Two main theories of regulatory behavior have been offered in the past. The public interest theory offers the hypothesis that regulators are able to discern the public interest and attempt to pursue courses of action that are in the public interest. The theory does not show how the regulators are able to discriminate between the true public interest position and the aberrations sponsored by special interest groups. The "capture" theory hypothesizes that the regulating commission and its commissioners come under the influences of special interest groups. Rather than being concerned with the public interest, the regulators are concerned with distributing the gains from regulation among the special interest groups, including themselves.

The model developed within this study flows out of the "capture" theory. It is hypothesized that regulators award rates of return in intrastate telephone cases based upon the appeal probabilities of the relevant parties, the company and the intervenor. The concern for the appeal probabilities arises from the likelihood that an appeal will direct legislative and voter attention to the activities of the commission. Such attention is likely to trigger legislative review with the possible loss of commission prestige, power, budget, etc., or legislative change in the commission structure or scope of responsibility. It is assumed that any adverse effects of legislative action will flow through and have similar effects upon the commissioners.

Based upon the theoretical model, empirical models are structured to identify the important public choice variables influencing decisions of the commissions and commissioners, to test for differences between the rates of return awarded in formal vis-a-vis informal cases, and to test the implied allocation under the adversary process. To test these hypotheses, ordinary least-squares regressions were run, using case data from 1965-1969 and commission data from 1967.
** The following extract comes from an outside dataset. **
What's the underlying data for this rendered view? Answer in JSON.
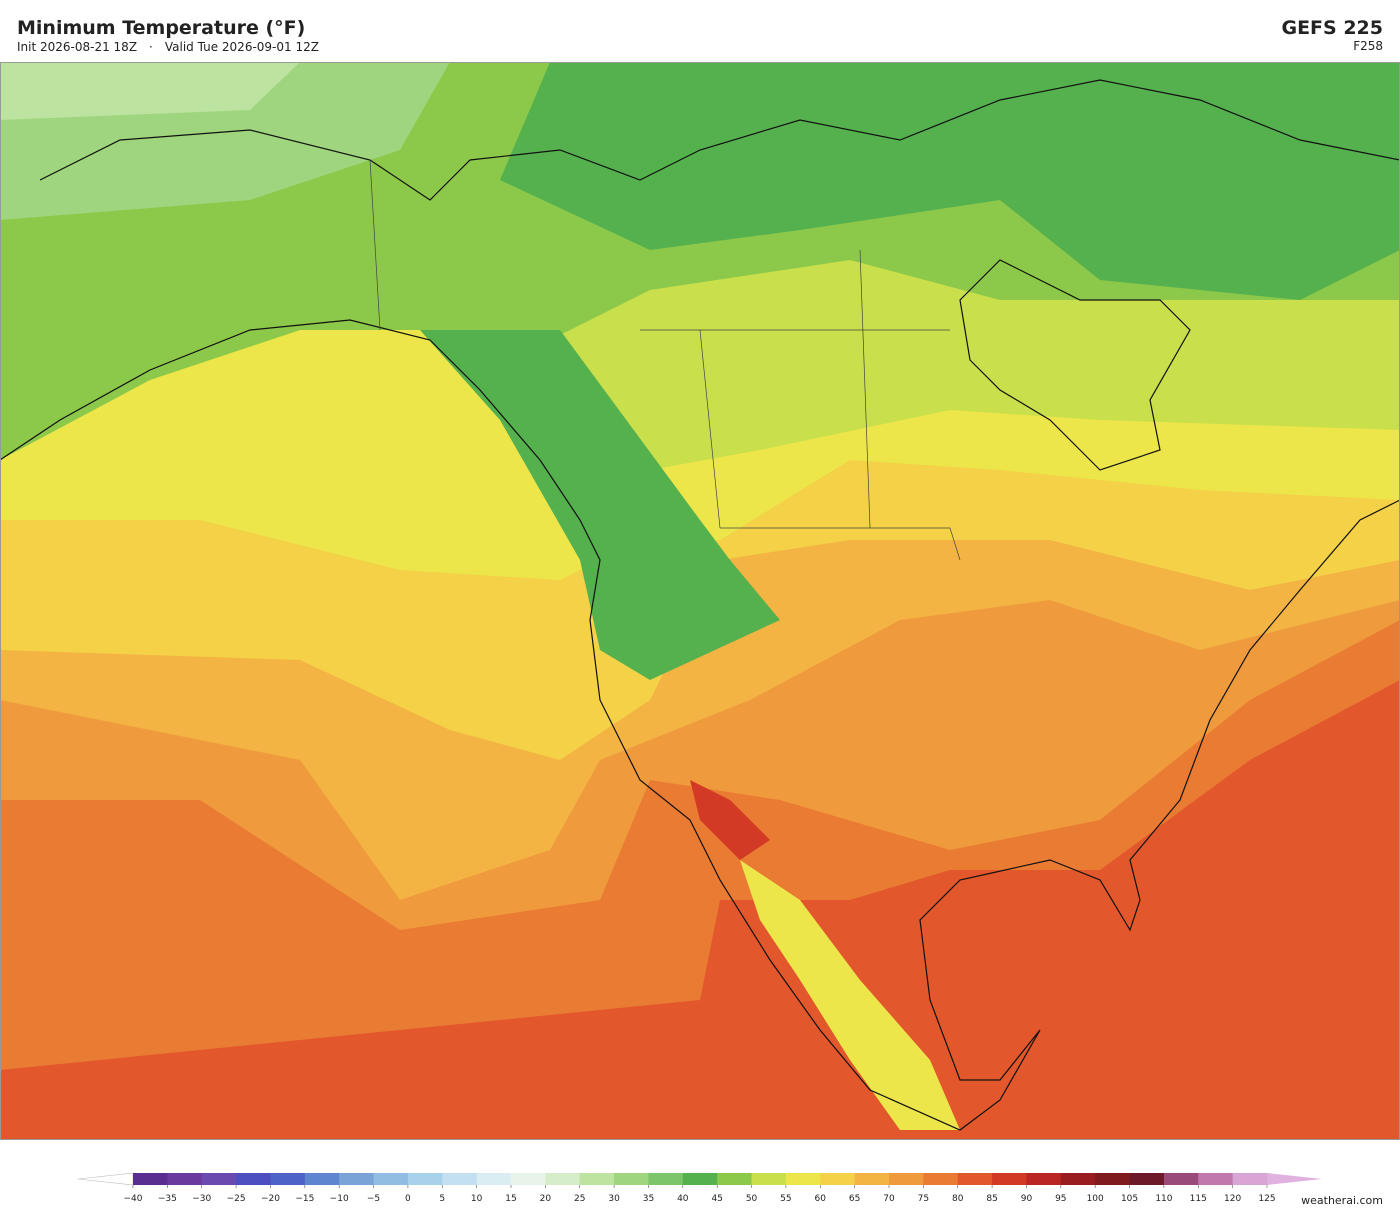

The regression results raise some interesting questions concerning intrastate telephone regulation. Neither intervenors nor the commission staff appear to have a significant effect upon the awarded rate of return, thus raising serious questions about the adversary proceedings concept. The lower rates of return awarded Bell Telephone Companies raises concern about the alleged benefits from pursuing the Department of Justice plan to disintegrate the Bell Telephone System. It appears that the major limiting force mitigating the power of the firm is the choice of the regulatory procedure used. Finally, jurisdictions using the fair value evaluation method appear more generous in awarding rates of return than those using the original cost method.